Did I mention that my kids are just 3 and 5 years old? My objective in starting this conversation with them at such a young is simple: I don’t want money to be a taboo subject for my kids.
My mom is a fabulous mother, but she and I never had “the talk.” You know, the one about how girls get their period, where babies come from and practical things like how to shave your legs. Those were unspoken topics in our house. Without my mom’s guiding voice, I turned to magazines, friends and a couple sex ed classes at school for my information.
I don’t want my kids to get their financial guidance from the society around us. The prominent financial message in our culture is consume. Buy big. Live large. And, even, pay for it later. That is not the advice I want them to live by.
I’m not having conversations about investment accounts, my salary and the financial system with my girls. At their ages we look for teachable moments in our everyday situations to reinforce our core beliefs. Opportunities abound to teach simple money principles and give them with spending and saving choices.
For example, last summer we were at a local thrift store on a day when everything storewide was 50% off. My oldest daughter had wanted a Barbie doll for quite some time. In the toy aisle we spotted a plastic bag containing 8-12 naked Barbies. At first my daughter was excited to see them, but she got deflated when she realized they didn’t have any clothes.

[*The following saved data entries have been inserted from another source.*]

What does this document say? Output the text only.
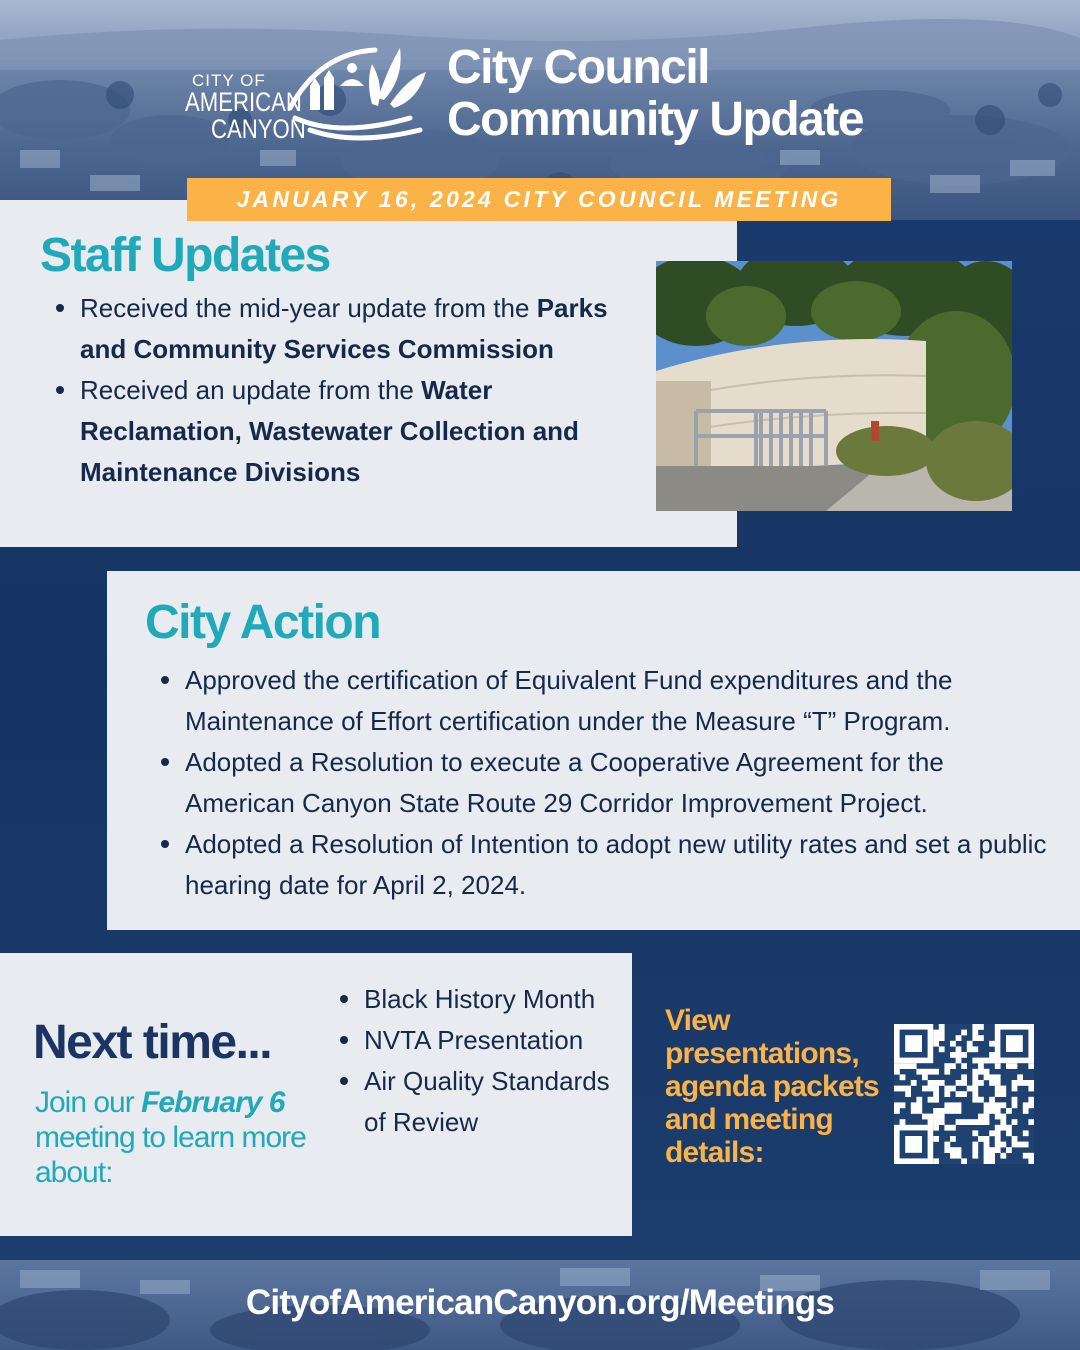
CITY OF
AMERICAN
CANYON
City Council
Community Update
Staff Updates
Received the mid-year update from the Parks and Community Services Commission
Received an update from the Water Reclamation, Wastewater Collection and Maintenance Divisions
JANUARY 16, 2024 CITY COUNCIL MEETING
City Action
Approved the certification of Equivalent Fund expenditures and the Maintenance of Effort certification under the Measure “T” Program.
Adopted a Resolution to execute a Cooperative Agreement for the American Canyon State Route 29 Corridor Improvement Project.
Adopted a Resolution of Intention to adopt new utility rates and set a public hearing date for April 2, 2024.
Next time...
Join our February 6 meeting to learn more about:
Black History Month
NVTA Presentation
Air Quality Standards of Review
View presentations, agenda packets and meeting details:
CityofAmericanCanyon.org/Meetings
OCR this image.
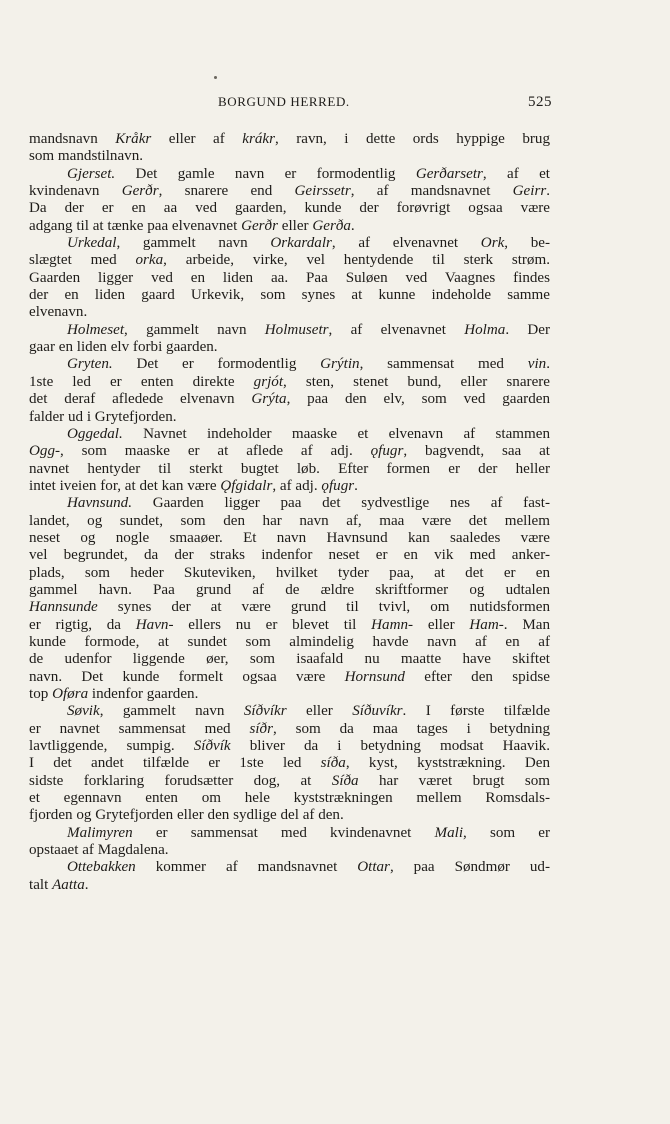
BORGUND HERRED.	525
mandsnavn Kråkr eller af krákr, ravn, i dette ords hyppige brug
som mandstilnavn.
Gjerset. Det gamle navn er formodentlig Gerðarsetr, af et
kvindenavn Gerðr, snarere end Geirssetr, af mandsnavnet Geirr.
Da der er en aa ved gaarden, kunde der forøvrigt ogsaa være
adgang til at tænke paa elvenavnet Gerðr eller Gerða.
Urkedal, gammelt navn Orkardalr, af elvenavnet Ork, be-
slægtet med orka, arbeide, virke, vel hentydende til sterk strøm.
Gaarden ligger ved en liden aa. Paa Suløen ved Vaagnes findes
der en liden gaard Urkevik, som synes at kunne indeholde samme
elvenavn.
Holmeset, gammelt navn Holmusetr, af elvenavnet Holma. Der
gaar en liden elv forbi gaarden.
Gryten. Det er formodentlig Grýtin, sammensat med vin.
1ste led er enten direkte grjót, sten, stenet bund, eller snarere
det deraf afledede elvenavn Grýta, paa den elv, som ved gaarden
falder ud i Grytefjorden.
Oggedal. Navnet indeholder maaske et elvenavn af stammen
Ogg-, som maaske er at aflede af adj. ǫfugr, bagvendt, saa at
navnet hentyder til sterkt bugtet løb. Efter formen er der heller
intet iveien for, at det kan være Ǫfgidalr, af adj. ǫfugr.
Havnsund. Gaarden ligger paa det sydvestlige nes af fast-
landet, og sundet, som den har navn af, maa være det mellem
neset og nogle smaaøer. Et navn Havnsund kan saaledes være
vel begrundet, da der straks indenfor neset er en vik med anker-
plads, som heder Skuteviken, hvilket tyder paa, at det er en
gammel havn. Paa grund af de ældre skriftformer og udtalen
Hannsunde synes der at være grund til tvivl, om nutidsformen
er rigtig, da Havn- ellers nu er blevet til Hamn- eller Ham-. Man
kunde formode, at sundet som almindelig havde navn af en af
de udenfor liggende øer, som isaafald nu maatte have skiftet
navn. Det kunde formelt ogsaa være Hornsund efter den spidse
top Oføra indenfor gaarden.
Søvik, gammelt navn Síðvíkr eller Síðuvíkr. I første tilfælde
er navnet sammensat med síðr, som da maa tages i betydning
lavtliggende, sumpig. Síðvík bliver da i betydning modsat Haavik.
I det andet tilfælde er 1ste led síða, kyst, kyststrækning. Den
sidste forklaring forudsætter dog, at Síða har været brugt som
et egennavn enten om hele kyststrækningen mellem Romsdals-
fjorden og Grytefjorden eller den sydlige del af den.
Malimyren er sammensat med kvindenavnet Mali, som er
opstaaet af Magdalena.
Ottebakken kommer af mandsnavnet Ottar, paa Søndmør ud-
talt Aatta.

I seized the teachable moment by giving her a choice. She could get this entire bag of naked Barbies or she could get 1 brand-new Barbie at the mall. Whichever she wanted, she could have.

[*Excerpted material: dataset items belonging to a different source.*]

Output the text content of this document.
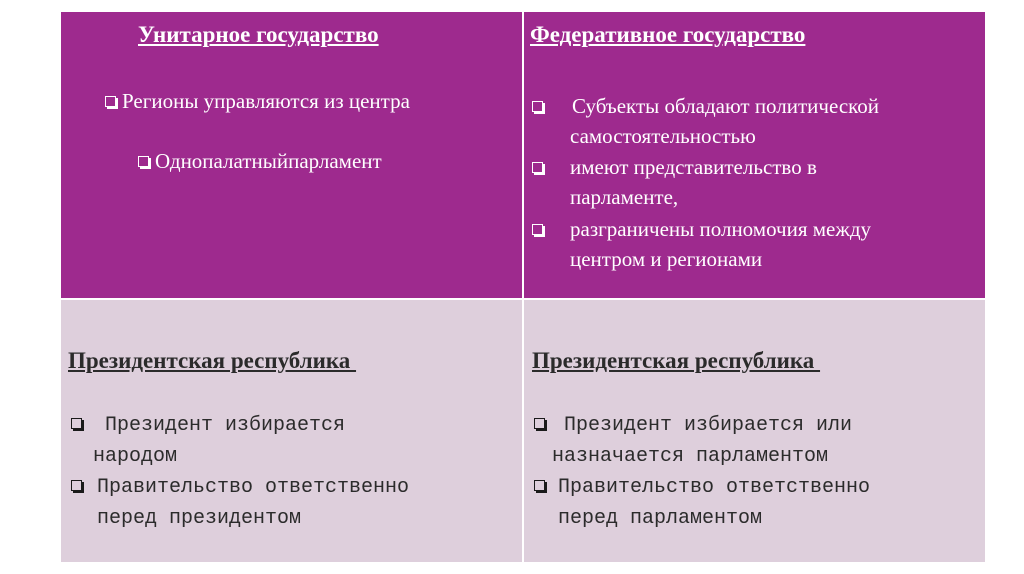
Унитарное государство
Регионы управляются из центра
Однопалатныйпарламент
Федеративное государство
Субъекты обладают политической
самостоятельностью
имеют представительство в
парламенте,
разграничены полномочия между
центром и регионами
Президентская республика
Президент избирается
народом
Правительство ответственно
перед президентом
Президентская республика
Президент избирается или
назначается парламентом
Правительство ответственно
перед парламентом
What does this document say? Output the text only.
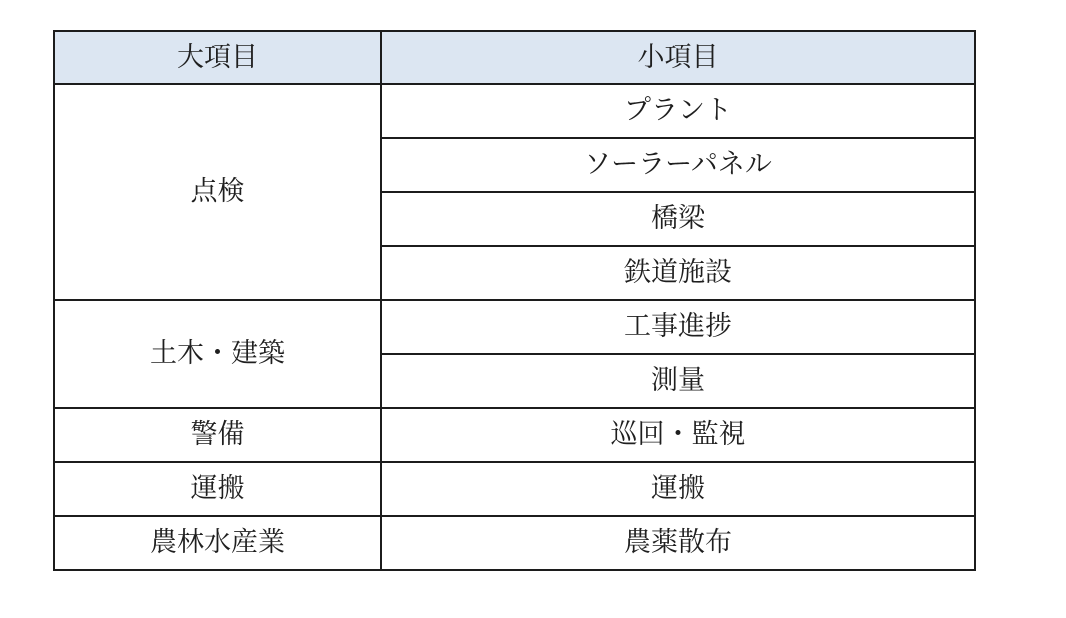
大項目	小項目
点検	プラント
	ソーラーパネル
	橋梁
	鉄道施設
土木・建築	工事進捗
	測量
警備	巡回・監視
運搬	運搬
農林水産業	農薬散布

She asked, “I want these, since there are more, but how will I get clothes for these naked Barbies?”. We brainstormed some potential solutions – including putting them on her Christmas list and asking relatives to give them to her for Christmas.
With that she decided that she’d rather play with naked Barbies for a few months, than have one single brand-new Barbie now. She explained her motivation, “I can’t play Barbies with my sister or friends if I only have one.”
She experienced delayed gratification, the thrill of a bargain and sharing all through that single choice. Your kids are never too young to start thinking about money.